Randgruppen, versuchen die Corona-Wut zu instrumentalisieren

Zweitens: Allerhand Randgruppen versuchen, die angewachsene Corona-Wut für sich zu instrumentalisieren. Rechts wie Linksradikale, Antisemiten, Identitäre, Pegida, der ein oder andere B- oder C-Promi auf der Suche nach vermarktbaren social-media-Anhängern gleichfalls. Diese Mischung macht Innenpolitikern und Verfassungsschützern große Sorge. Sie fürchten eine Ansteckung von empörten Bürgerlichen durch kalt kalkulierende Unbürgerliche, von ganz normalen Corona-Wutbürgern durch Extremisten aller möglichen Schattierungen.

Die Russen, erfahrene Demokratie-Destabilisierer, sind inzwischen längst mit dabei, über ihre deutschen Kanäle RT Deutsch und Sputnik. Längst hat sich zusammen gefunden, was nicht zusammen gehört. Oder doch?

Die Verschwörungstheorie blüht

Drittens: In Zeiten großer allgemeiner Verunsicherung blüht die Verschwörungstheorie. Ihr Wesen ist es, auf komplexe Situationen einfache, eingängige Antworten zu finden und sie mit einem Feindbild zu verknüpfen. Sie machen materiell Interessenten zu Tätern, den Computer-Milliardär und Wohltäter Bill Gates etwa. Hier wären wir bei dem Sänger Xavier Naidoo und unserem veganen Showkoch angekommen. Zum Beispiel.
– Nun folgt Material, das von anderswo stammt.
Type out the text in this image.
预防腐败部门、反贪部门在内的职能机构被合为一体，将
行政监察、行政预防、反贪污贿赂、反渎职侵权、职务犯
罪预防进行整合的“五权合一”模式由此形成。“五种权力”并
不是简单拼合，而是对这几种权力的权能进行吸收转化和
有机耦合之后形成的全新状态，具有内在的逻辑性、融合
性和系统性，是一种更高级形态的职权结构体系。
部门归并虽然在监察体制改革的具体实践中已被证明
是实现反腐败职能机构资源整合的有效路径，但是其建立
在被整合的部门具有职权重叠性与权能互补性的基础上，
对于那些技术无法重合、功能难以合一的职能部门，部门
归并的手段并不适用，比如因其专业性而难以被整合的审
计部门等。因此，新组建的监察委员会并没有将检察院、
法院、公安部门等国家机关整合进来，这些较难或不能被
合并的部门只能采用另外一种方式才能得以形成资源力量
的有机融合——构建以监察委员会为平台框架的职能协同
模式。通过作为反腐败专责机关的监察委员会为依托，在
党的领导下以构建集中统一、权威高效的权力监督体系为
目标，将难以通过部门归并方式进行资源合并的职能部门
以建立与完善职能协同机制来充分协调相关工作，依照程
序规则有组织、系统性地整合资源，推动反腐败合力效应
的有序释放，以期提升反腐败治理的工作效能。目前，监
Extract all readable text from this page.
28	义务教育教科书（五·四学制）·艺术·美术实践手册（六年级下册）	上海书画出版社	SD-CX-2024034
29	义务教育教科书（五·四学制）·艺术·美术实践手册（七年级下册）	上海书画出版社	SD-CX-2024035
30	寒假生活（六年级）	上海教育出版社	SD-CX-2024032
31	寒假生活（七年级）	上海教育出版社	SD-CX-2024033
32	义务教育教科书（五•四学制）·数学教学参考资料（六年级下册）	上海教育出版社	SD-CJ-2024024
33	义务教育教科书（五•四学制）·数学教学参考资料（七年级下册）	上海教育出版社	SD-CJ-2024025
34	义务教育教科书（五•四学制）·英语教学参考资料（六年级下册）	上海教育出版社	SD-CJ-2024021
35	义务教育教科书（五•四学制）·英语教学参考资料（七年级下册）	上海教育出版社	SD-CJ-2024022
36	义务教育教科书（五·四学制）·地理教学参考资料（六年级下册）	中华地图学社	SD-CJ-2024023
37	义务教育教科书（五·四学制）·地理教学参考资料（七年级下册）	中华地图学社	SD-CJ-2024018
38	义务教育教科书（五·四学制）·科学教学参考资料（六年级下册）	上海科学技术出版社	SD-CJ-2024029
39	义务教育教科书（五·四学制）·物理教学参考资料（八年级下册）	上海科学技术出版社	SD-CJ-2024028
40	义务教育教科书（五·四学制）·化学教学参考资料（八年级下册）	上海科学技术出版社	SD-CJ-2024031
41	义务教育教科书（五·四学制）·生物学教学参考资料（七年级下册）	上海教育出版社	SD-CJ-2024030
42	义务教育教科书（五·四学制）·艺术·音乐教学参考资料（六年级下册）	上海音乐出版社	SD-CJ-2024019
Attila Hildmann griff auf der Social-Media-Plattform Instagram den Bundesgesundheitsminister Jens Spahn so an: „Keiner will deine Drecksapp, deine von Gates bezahlte Zwangsimpfung und deinen geplanten Überwachungsstaat.“ In diesem einen Satz ist ziemlich viel von dem enthalten, was Verschwörungstheoretiker gerade so verbreiten. Stiftungschef Gates als vulgär-kapitalistische Projektionsfigur, Jens Spahn als Teil des Politik-Establishments, also von denen da oben, dem nun eine Basis-Bewegung entgegen treten müsse, um einen „Überwachungsstaat“ zu verhindern.

Zu den Absurditäten der Szenerie gehört, dass sich Anti-Bürgerliche zu Verteidigern der bürgerlichen Ordnung aufschwingen. Dummerweise ernten sie Resonanz. An der Entstehung dieses Resonanzbodens ist die Politik nicht unschuldig.

Entwickeln sich Radikale zu den Krisengewinnern?

Viertens: Einige Ministerpräsidenten haben den Stimmungswandel früh erkannt. Die Lockerungspolitik, in der Mitte der vergangenen Woche auf deren Initiative beschlossen, geht eben auch zurück auf die Befürchtung, Radikale könnten sich zu Krisengewinnern entwickeln. Sie könnten damit Erfolg haben, wie schon in der Euro- und später der Flüchtlingskrise, von einer Politik profitieren, die als „alternativlos“ verkauft wird und sich an der Spitze mit Angela Merkel verbindet.

Die Lockerungspolitik ist in dieser Optik ein Stück anti-radikaler Präventionspolitik. Ein Lernergebnis nach dem Aufstieg der AfD seit 2015. Vereinfacht gesagt: Die Öffnungspolitik dementiert die Behauptung vom geplanten „Überwachungsstaat“.

Kemmerich demontiert sich selbst – Grüne wollen Palmer aus Partei werfen

Fünftens: Den doch arg naiven Kemmerich aus FDP werfen zu wollen, wie das die Parteivizin Agnes Strack-Zimmermann ins Spiel bringt, wirkt eher hilflos. Kemmerich, der sich zum nützlichen Idioten von Rechtsradikalen machte, demontiert sich gerade selbst. Parteichef Christian Lindner hat ihn in den Senkel gestellt und damit seine Liberalen vor Kemmerichs bräunlichen Anfälligkeiten geschützt. Das mag vorerst reichen.

Der Furor, mit dem Baerbock/Habeck auf „ihren“ Tübinger Oberbürgermeister Palmer losgehen, wirkt irgendwie auch geschichtsvergessen. Die Grünen waren einmal stolz auf ihre durchaus militante Diskussionskultur. Wollen sie wirklich eine politisch korrekte Pussy-Partei werden?

Eine Frage hätten wir noch an den Koch. Hildmann sagt in einem Video, das am Rande einer Versammlung vor dem Bundestag entstand, dies: „Mein Onkel war bei der Wehrmacht. Ich sage Ihnen eine Sache. Ich bin bereit, für dieses Land zu sterben.“ Für welches Land?